Come lascia pensare la struttura ad emboîtement 19, l’obiettivo preciso
cui forse il Cieco tendeva era in sostanza un pattern definito e rigoroso,
entro il quale circoscrivere un florilegio misurato di avventure, un
progetto molto stilizzato a ben vedere. Lungi dall’essere «improvvisato e
precario» il disegno narrativo del Mambriano sembra piuttosto rispondere
a una diversa esigenza di gestione del mondo narrato. Certo, dopo il
canto XXX20 le cose cambiano, e sembrano andare in un’altra direzione.

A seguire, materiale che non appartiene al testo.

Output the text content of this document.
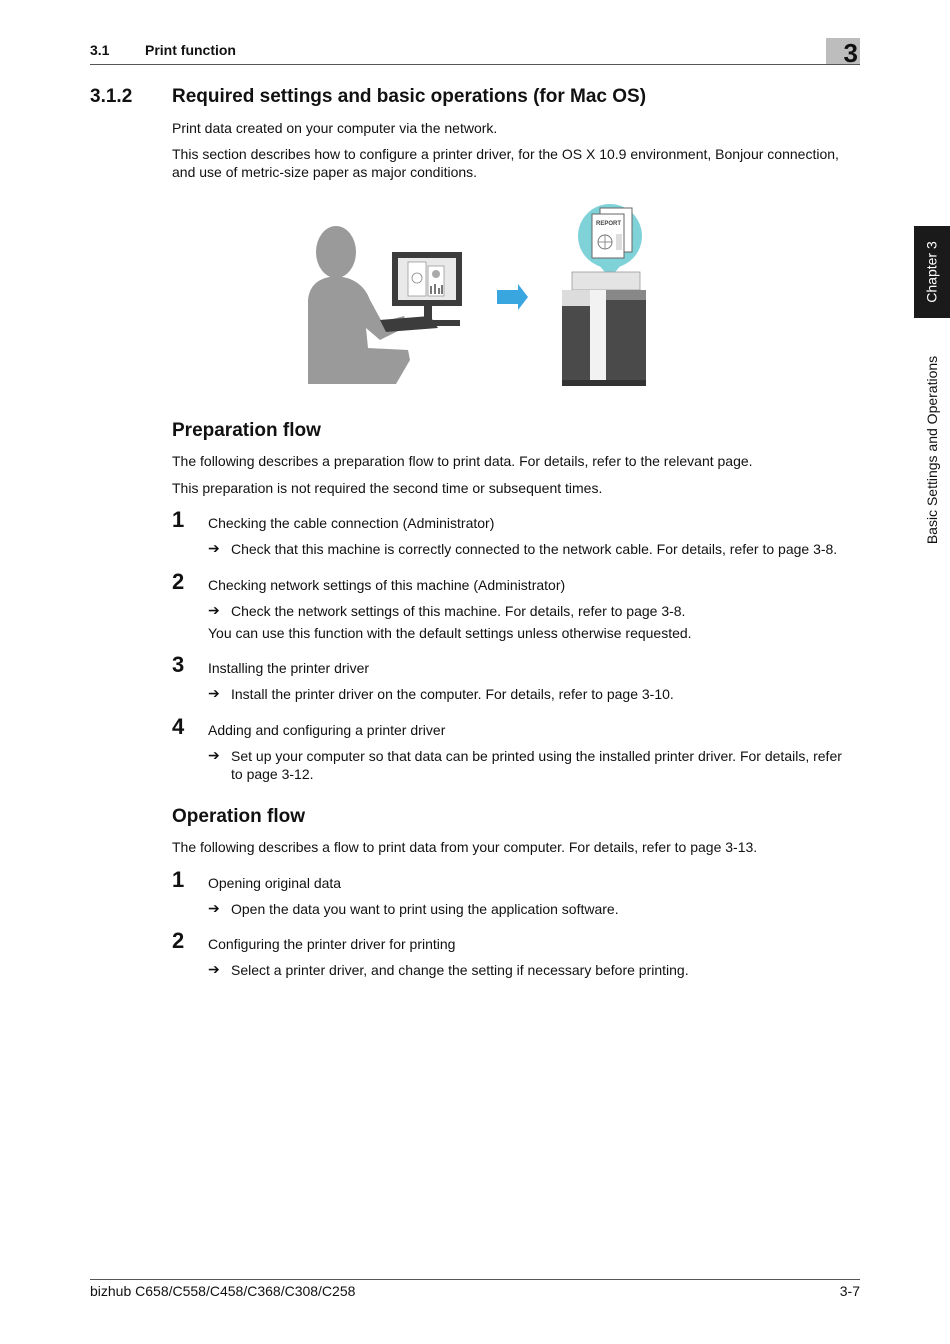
3.1	Print function	3
3.1.2 Required settings and basic operations (for Mac OS)
Print data created on your computer via the network.
This section describes how to configure a printer driver, for the OS X 10.9 environment, Bonjour connection,
and use of metric-size paper as major conditions.
REPORT
Preparation flow
The following describes a preparation flow to print data. For details, refer to the relevant page.
This preparation is not required the second time or subsequent times.
1 Checking the cable connection (Administrator)
➔ Check that this machine is correctly connected to the network cable. For details, refer to page 3-8.
2 Checking network settings of this machine (Administrator)
➔ Check the network settings of this machine. For details, refer to page 3-8.
You can use this function with the default settings unless otherwise requested.
3 Installing the printer driver
➔ Install the printer driver on the computer. For details, refer to page 3-10.
4 Adding and configuring a printer driver
➔ Set up your computer so that data can be printed using the installed printer driver. For details, refer
to page 3-12.
Operation flow
The following describes a flow to print data from your computer. For details, refer to page 3-13.
1 Opening original data
➔ Open the data you want to print using the application software.
2 Configuring the printer driver for printing
➔ Select a printer driver, and change the setting if necessary before printing.
Chapter 3
Basic Settings and Operations
bizhub C658/C558/C458/C368/C308/C258	3-7
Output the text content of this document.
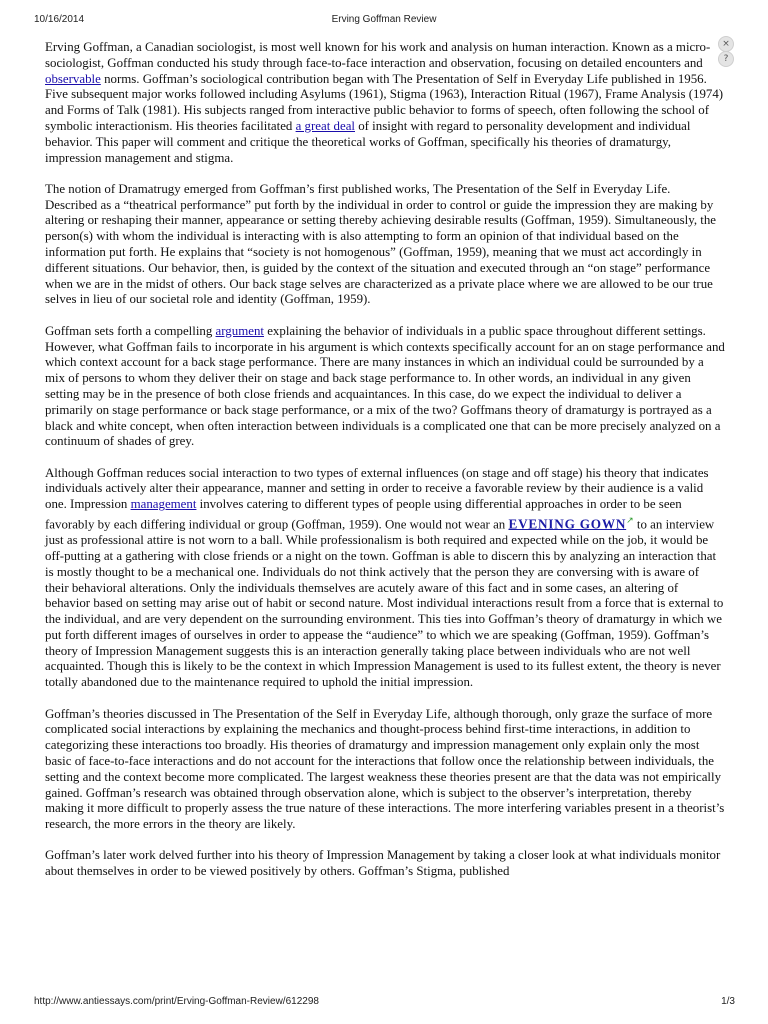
10/16/2014	Erving Goffman Review
×
?

Erving Goffman, a Canadian sociologist, is most well known for his work and analysis on human interaction. Known as a micro-sociologist, Goffman conducted his study through face-to-face interaction and observation, focusing on detailed encounters and observable norms. Goffman’s sociological contribution began with The Presentation of Self in Everyday Life published in 1956. Five subsequent major works followed including Asylums (1961), Stigma (1963), Interaction Ritual (1967), Frame Analysis (1974) and Forms of Talk (1981). His subjects ranged from interactive public behavior to forms of speech, often following the school of symbolic interactionism. His theories facilitated a great deal of insight with regard to personality development and individual behavior. This paper will comment and critique the theoretical works of Goffman, specifically his theories of dramaturgy, impression management and stigma.

The notion of Dramatrugy emerged from Goffman’s first published works, The Presentation of the Self in Everyday Life. Described as a “theatrical performance” put forth by the individual in order to control or guide the impression they are making by altering or reshaping their manner, appearance or setting thereby achieving desirable results (Goffman, 1959). Simultaneously, the person(s) with whom the individual is interacting with is also attempting to form an opinion of that individual based on the information put forth. He explains that “society is not homogenous” (Goffman, 1959), meaning that we must act accordingly in different situations. Our behavior, then, is guided by the context of the situation and executed through an “on stage” performance when we are in the midst of others. Our back stage selves are characterized as a private place where we are allowed to be our true selves in lieu of our societal role and identity (Goffman, 1959).

Goffman sets forth a compelling argument explaining the behavior of individuals in a public space throughout different settings. However, what Goffman fails to incorporate in his argument is which contexts specifically account for an on stage performance and which context account for a back stage performance. There are many instances in which an individual could be surrounded by a mix of persons to whom they deliver their on stage and back stage performance to. In other words, an individual in any given setting may be in the presence of both close friends and acquaintances. In this case, do we expect the individual to deliver a primarily on stage performance or back stage performance, or a mix of the two? Goffmans theory of dramaturgy is portrayed as a black and white concept, when often interaction between individuals is a complicated one that can be more precisely analyzed on a continuum of shades of grey.

Although Goffman reduces social interaction to two types of external influences (on stage and off stage) his theory that indicates individuals actively alter their appearance, manner and setting in order to receive a favorable review by their audience is a valid one. Impression management involves catering to different types of people using differential approaches in order to be seen favorably by each differing individual or group (Goffman, 1959). One would not wear an EVENING GOWN↗ to an interview just as professional attire is not worn to a ball. While professionalism is both required and expected while on the job, it would be off-putting at a gathering with close friends or a night on the town. Goffman is able to discern this by analyzing an interaction that is mostly thought to be a mechanical one. Individuals do not think actively that the person they are conversing with is aware of their behavioral alterations. Only the individuals themselves are acutely aware of this fact and in some cases, an altering of behavior based on setting may arise out of habit or second nature. Most individual interactions result from a force that is external to the individual, and are very dependent on the surrounding environment. This ties into Goffman’s theory of dramaturgy in which we put forth different images of ourselves in order to appease the “audience” to which we are speaking (Goffman, 1959). Goffman’s theory of Impression Management suggests this is an interaction generally taking place between individuals who are not well acquainted. Though this is likely to be the context in which Impression Management is used to its fullest extent, the theory is never totally abandoned due to the maintenance required to uphold the initial impression.

Goffman’s theories discussed in The Presentation of the Self in Everyday Life, although thorough, only graze the surface of more complicated social interactions by explaining the mechanics and thought-process behind first-time interactions, in addition to categorizing these interactions too broadly. His theories of dramaturgy and impression management only explain only the most basic of face-to-face interactions and do not account for the interactions that follow once the relationship between individuals, the setting and the context become more complicated. The largest weakness these theories present are that the data was not empirically gained. Goffman’s research was obtained through observation alone, which is subject to the observer’s interpretation, thereby making it more difficult to properly assess the true nature of these interactions. The more interfering variables present in a theorist’s research, the more errors in the theory are likely.

Goffman’s later work delved further into his theory of Impression Management by taking a closer look at what individuals monitor about themselves in order to be viewed positively by others. Goffman’s Stigma, published

http://www.antiessays.com/print/Erving-Goffman-Review/612298	1/3
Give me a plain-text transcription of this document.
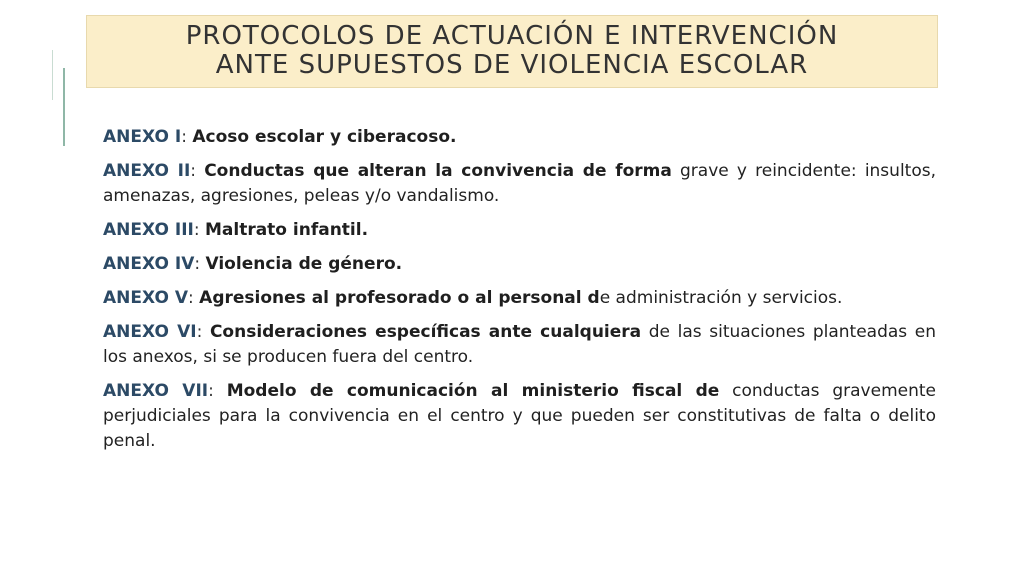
PROTOCOLOS DE ACTUACIÓN E INTERVENCIÓN
ANTE SUPUESTOS DE VIOLENCIA ESCOLAR

ANEXO I: Acoso escolar y ciberacoso.

ANEXO II: Conductas que alteran la convivencia de forma grave y reincidente: insultos, amenazas, agresiones, peleas y/o vandalismo.

ANEXO III: Maltrato infantil.

ANEXO IV: Violencia de género.

ANEXO V: Agresiones al profesorado o al personal de administración y servicios.

ANEXO VI: Consideraciones específicas ante cualquiera de las situaciones planteadas en los anexos, si se producen fuera del centro.

ANEXO VII: Modelo de comunicación al ministerio fiscal de conductas gravemente perjudiciales para la convivencia en el centro y que pueden ser constitutivas de falta o delito penal.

Come leggere questa disomogeneità? Troppo scarse le notizie sulla
composizione dell’opera per fare congetture redazionali. Fatto sta che
negli ultimi canti, nell’ultimo «affastellare imprese d’armi e d’amore», una
volta che gli è venuto a mancare l’eroe eponimo, il Cieco amplifica l’uso
della novella, la sottrae alla mera funzione esemplare cui l’aveva relegata e
ne sviluppa la potenzialità narrativa, espandendo al contempo il ruolo del
racconto metadiegetico. Sbandamento rispetto al progetto più rigoroso,
ludica esplorazione di una diversa soluzione poetica, o davvero incoercibile attrazione del modello boiardesco?
Annalisa IZZO
Università di Losanna
[email protected]
19
Come si può osservare l’azione a) finisce in f ), l’azione b) finisce in e), mentre l’azione c) ha
seguito immediatamente in d).
20
Si noti la virata già al canto XXX.45-50: dalla storia raccontata da Ginisbaldo nasce lo scontro
con Rinaldo e i suoi, che però si conclude a XXXI.35. Il movimento racconto-azione-fine dell’avventura si colloca già fuori dal pattern, in uno spazio che il Cieco investirà di nuove sperimentazioni.